Whitelisting refers to the concept of explicitly authorizing known, trusted entities. They may appear to be malicious but will generally be harmless.
EventLog Analyzer, a log management tool, allows you to customize the list of admissible entities or sources. The tool enables you to whitelist IP addresses, URLs, and domains. It collects log information and correlates it with the list of the whitelisted sources to ensure that alerts are not triggered needlessly.
For instance, global threat feeds often flag legitimate IP addresses that your enterprise uses as "malicious." EventLog Analyzer helps you whitelist such IPs, allowing them to bypass the security check. Further, it excludes whitelisted sources from threat alerts and external threat reports to help reduce the number of false positives, and simplify the threat management process.
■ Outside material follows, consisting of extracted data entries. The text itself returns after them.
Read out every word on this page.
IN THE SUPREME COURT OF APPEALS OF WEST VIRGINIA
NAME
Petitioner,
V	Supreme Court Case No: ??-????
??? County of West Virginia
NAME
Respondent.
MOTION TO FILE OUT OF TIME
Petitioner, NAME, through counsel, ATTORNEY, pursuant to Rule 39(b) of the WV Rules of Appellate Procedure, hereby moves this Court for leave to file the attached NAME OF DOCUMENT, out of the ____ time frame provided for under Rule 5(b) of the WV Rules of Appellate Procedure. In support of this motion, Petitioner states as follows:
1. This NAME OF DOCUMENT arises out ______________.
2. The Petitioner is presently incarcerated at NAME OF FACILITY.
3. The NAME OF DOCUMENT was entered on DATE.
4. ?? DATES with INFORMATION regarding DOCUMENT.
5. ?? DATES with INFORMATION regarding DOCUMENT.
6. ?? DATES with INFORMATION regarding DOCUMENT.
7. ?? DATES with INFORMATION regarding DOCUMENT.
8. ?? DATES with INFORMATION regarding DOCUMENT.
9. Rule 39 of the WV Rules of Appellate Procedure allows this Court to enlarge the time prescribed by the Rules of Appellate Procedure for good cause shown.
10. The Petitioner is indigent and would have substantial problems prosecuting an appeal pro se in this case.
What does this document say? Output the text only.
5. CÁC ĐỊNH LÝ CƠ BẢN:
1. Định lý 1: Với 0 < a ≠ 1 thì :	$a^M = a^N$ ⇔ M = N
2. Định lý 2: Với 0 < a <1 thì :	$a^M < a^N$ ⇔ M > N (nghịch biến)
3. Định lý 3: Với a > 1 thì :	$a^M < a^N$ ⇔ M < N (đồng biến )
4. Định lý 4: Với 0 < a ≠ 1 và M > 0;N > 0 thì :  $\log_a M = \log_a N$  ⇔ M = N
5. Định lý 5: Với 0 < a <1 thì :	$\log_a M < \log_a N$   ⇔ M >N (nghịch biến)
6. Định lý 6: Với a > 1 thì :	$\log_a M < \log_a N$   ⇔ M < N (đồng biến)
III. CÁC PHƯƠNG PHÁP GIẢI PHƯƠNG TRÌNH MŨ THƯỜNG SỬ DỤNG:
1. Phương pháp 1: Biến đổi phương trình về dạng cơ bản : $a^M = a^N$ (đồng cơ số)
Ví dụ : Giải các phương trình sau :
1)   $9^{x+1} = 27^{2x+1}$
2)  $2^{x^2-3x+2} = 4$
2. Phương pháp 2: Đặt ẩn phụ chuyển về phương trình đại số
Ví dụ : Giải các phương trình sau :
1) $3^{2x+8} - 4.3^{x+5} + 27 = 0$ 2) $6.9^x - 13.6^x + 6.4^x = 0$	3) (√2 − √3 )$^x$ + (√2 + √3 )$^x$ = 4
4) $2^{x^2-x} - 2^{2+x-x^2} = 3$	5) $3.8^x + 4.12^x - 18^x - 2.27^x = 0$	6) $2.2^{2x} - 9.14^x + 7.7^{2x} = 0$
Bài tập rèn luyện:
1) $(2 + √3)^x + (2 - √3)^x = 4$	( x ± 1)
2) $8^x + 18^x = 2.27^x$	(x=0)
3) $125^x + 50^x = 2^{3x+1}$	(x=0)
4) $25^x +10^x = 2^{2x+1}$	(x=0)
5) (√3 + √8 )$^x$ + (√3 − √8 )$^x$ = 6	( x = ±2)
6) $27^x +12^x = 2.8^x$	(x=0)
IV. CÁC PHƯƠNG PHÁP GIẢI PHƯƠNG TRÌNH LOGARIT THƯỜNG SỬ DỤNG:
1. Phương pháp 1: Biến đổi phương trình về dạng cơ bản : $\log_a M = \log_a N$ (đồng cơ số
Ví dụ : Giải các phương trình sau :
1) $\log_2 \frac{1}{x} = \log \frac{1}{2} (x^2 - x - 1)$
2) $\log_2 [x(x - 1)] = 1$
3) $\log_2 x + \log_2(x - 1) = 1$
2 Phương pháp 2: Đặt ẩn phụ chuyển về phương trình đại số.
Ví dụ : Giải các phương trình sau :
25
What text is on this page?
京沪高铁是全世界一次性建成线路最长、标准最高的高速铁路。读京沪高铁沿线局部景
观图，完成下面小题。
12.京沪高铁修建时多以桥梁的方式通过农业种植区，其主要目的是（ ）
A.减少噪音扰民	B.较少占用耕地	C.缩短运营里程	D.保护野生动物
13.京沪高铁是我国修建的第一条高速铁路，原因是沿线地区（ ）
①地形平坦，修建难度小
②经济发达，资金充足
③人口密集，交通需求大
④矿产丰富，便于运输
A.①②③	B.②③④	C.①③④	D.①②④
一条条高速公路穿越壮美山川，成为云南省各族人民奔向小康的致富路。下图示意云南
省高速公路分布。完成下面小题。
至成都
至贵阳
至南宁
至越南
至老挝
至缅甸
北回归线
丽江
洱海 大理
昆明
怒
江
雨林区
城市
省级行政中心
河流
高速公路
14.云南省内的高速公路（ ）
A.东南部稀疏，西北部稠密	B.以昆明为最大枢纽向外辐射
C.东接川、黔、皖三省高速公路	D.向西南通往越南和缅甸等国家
Integration with Advanced Threat Analytics
EventLog Analyzer's Advanced Threat Analytics helps you identify malicious sources based on their reputation score. Threat whitelisting is integrated with Advanced Threat Analytics to reduce the number of false positives.
For instance, let's use an IP address with a reputation score of 80. This address has been flagged as malicious even though it's trustworthy to your organization. EventLog Analyzer comes with an option to whitelist sources on the spot when the notification is shown. You can even whitelist multiple sources in a single click.
By combining the wealth of information from the collected logs and the database of global threat feeds, EventLog Analyzer gives you the necessary information on IPs, URLs, and domains to identify seemingly malicious yet useful sources, and whitelist them.